As coisas estão muito perversas.
O sofrimento tem sido grande.
Violência explodindo.
Trump nos EUA.
Mundo com medo de terrorismo.
Terrorismo em quase todo o mundo.
Nosso período entreguerras terminou porque em tempo algum uma guerra ideológica foi mais forte.
Resta reunir,os esforços para evitar a guerra total.
Reunir o amor que há em nós e essa lacuna da palavra onde as pessoas são levadas em conta.
A língua da vida prática fala financês, mas as línguas dos afetos sào diferentes, e nessa economia de misérias, os valores naturalmente são negativos.
Menos natureza.
Menos energia.
Menos saúde.
Menos educação.
Menos àgua.
Menos alegria.
Menos harmonia.
Para a reversão dessa soma de infelicidade ampla, geral e irrestrita proponho:
Mais amor.
Mais fantasia.
Mais sensibilidade.
Mais gratidão.
Mais sabedoria.
Mais empatia.
Mais honestidade.
Menos fanatismo.
Menos idolatria.
Menos medo do outro.
Mais correspondência.
Mais dúvidas e menos certezas.
Mais diálogo.
Mais professores.
Menos juízes, polícia e prisòes.
Na vida, os sonhos.
Na prática, a soma .


terça-feira, 7 de fevereiro de 2017

Bom dia! Seu direito é nào ter direitos!

Ei, você ai!
Me tira um direito ai!
Me tira um direito ai!
Salvo nobre cavalheiro barrento do STF e garanto aqui minhas congratulações à esta mais alta corte e assim (dis)torço meu nobre lombo plebeu feito para receber a pauleira que vem de lá de cima de uma Brasília cidade no centro ou quase, de um país,  ou quase, chamado Brasil.
Aqui nessa terra o coice é gratuito e o convite ao lugar de sujeito que não deve abrir mão de seus direitos de perder seus direitos.
Pois que eu ouvi:" o cidadào tem o direito de se enquandrar na nova lei trabalhista". É meio que assim: você tem o direito de perder os seus direitos.
Retóricas.
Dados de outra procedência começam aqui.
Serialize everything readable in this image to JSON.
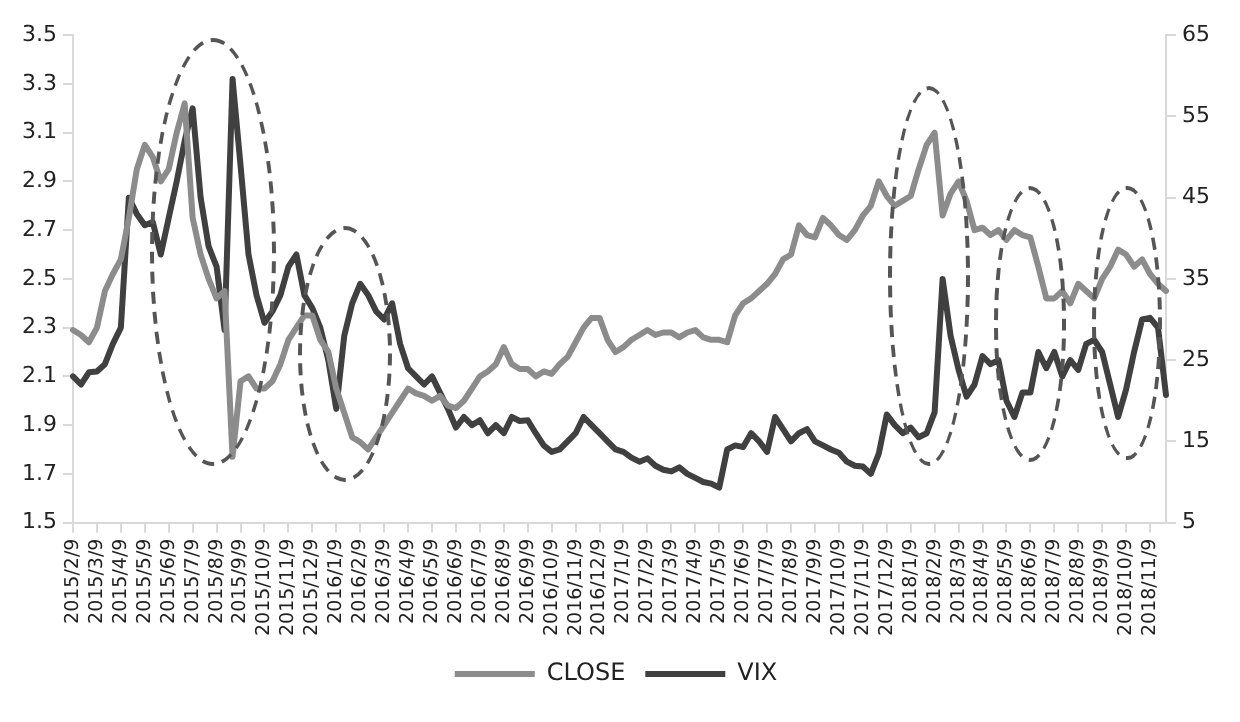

Palavras feitas para empobrecer o entendimento e as causas.
Perverso isso.

segunda-feira, 9 de janeiro de 2017

Alienação reestruturante

Esse título está perfeito e coincide com meus exatos sentimentos.
Plenamente de saco cheio das coisas políticas do meu país, sigo alienada perto do que era e sem paciência para essa mediocridade colada à uma onipotência gigante.
Tudo isso é absurdo, é um resultado de forças tào retrógradas quanto caóticas.
Nessa ciranda da grana e da pobreza, faço a escolha de me retirar para o mundo onde seja possível viver.
Entro no ar condicionado e dele não saio. Leio as manchetes do jornal alguns dias. Leio notícias eletrônicas mas não me aprofundo em nada.
Nào hà tempo suficiente para tanto sofrimento em nome da política apodrecida e desse tsunami de indiferença em relaçào aos mais pobres, ou seja, mais de noventa por cento da nossa população.
Assim, abstraio-me e subtraio-me das circunstâncias perecíveis e indissociáveis desse projeto de naçào chamado Brasil.
Desejo ao pedófilo do Temer com sua esposa-neta um dia de pobre no Rio de Janeiro. Sem ar condicionado pra elissos. ( eles + issos).